Islamabad (Web Desk): Talks between Pakistan and International Monetary Fund (IMF) on Tuesday started in Islamabad to strike a staff-level agreement on the ninth review under the $7 billion Extended Fund Facility (EFF).
The IMF’s review mission had arrived in Islamabad on Monday and both sides are holding the toughest ever parleys for making renewed efforts to accomplish the pending ninth review under the $7 billion EFF.
Pakistan and the IMF will hold technical-level talks from Tuesday to Friday and then the policy-level talks will commence finalising the Memorandum of Financial and Economic Policies (MEFP) document.

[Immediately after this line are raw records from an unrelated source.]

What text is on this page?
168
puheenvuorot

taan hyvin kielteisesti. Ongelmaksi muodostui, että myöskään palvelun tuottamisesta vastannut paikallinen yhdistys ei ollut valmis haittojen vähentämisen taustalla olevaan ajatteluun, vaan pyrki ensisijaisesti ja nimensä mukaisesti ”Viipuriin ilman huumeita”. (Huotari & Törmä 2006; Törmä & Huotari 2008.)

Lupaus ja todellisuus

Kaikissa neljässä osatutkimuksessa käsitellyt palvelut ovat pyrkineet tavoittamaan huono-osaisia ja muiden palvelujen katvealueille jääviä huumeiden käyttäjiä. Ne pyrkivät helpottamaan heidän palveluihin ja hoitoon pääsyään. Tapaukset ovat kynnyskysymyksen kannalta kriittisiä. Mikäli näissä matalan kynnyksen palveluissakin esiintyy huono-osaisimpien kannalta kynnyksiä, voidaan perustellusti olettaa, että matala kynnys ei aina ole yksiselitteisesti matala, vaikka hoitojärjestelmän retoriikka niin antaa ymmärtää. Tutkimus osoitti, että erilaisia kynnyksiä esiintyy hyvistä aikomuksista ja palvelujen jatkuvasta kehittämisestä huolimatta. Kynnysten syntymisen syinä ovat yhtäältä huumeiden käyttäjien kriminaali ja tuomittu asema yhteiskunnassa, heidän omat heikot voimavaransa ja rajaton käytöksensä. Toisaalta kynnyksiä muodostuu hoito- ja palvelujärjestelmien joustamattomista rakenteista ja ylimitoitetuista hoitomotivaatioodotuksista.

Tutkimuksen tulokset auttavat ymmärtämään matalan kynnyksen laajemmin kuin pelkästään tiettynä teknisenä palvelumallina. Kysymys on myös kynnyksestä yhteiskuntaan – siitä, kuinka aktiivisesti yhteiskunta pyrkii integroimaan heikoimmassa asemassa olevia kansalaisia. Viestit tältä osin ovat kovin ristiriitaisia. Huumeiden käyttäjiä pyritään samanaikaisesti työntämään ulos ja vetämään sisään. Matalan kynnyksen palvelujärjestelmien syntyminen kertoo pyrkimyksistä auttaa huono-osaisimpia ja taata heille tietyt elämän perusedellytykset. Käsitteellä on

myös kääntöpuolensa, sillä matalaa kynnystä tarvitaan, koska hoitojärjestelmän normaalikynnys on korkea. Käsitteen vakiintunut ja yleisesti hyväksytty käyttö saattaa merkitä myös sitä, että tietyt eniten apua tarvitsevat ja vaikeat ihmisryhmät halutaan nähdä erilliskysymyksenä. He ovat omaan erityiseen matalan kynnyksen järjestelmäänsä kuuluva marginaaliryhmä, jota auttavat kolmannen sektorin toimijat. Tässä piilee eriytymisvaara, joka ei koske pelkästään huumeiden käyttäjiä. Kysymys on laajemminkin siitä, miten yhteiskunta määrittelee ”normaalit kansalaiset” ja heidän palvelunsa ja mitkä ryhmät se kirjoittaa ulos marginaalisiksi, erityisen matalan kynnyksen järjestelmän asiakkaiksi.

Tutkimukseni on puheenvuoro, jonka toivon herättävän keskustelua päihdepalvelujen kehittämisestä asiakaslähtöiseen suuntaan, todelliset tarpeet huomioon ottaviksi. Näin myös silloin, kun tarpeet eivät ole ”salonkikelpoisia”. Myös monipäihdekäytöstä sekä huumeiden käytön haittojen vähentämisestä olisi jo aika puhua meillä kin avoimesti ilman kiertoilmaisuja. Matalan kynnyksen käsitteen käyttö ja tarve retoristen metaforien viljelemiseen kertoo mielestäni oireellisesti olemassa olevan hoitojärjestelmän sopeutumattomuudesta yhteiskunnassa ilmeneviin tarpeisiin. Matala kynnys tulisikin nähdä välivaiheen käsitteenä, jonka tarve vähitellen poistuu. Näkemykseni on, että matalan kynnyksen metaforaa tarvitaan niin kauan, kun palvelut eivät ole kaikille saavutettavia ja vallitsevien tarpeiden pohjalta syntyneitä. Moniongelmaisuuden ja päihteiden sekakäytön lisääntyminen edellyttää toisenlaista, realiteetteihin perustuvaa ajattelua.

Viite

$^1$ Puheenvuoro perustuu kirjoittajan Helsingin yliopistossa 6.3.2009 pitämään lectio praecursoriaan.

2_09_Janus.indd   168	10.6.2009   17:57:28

Finance Minister Ishaq Dar received the IMF mission Chief Nathen Porter upon his arrived at the Finance Ministry.
The discussion will revolve around Pakistan’s plan for taking additional taxation measures to fetch over Rs200 billion through a presidential ordinance, rationalising expenditure, and hiking both electricity and gas tariffs for erasing the monster of the circular debt.
The Washington-based lender is suggesting the toughest prescriptions on all fronts of the economy at a time when the foreign exchange reserves are persistently on the decline and touched the lowest ebb of $3.6 billion.
The IMF is asking the government to fill the yawning gap of Rs600 billion on the fiscal front through additional taxation measures or cutting down on expenditures in order to restrict the budget deficit and primary deficit within the desired limits.
The IMF further demanded an increase in electricity tariff within the range of Rs12.50/unit as Islamabad seemed to agree to hike the electricity tariff of Rs7.50/unit in a staggered manner.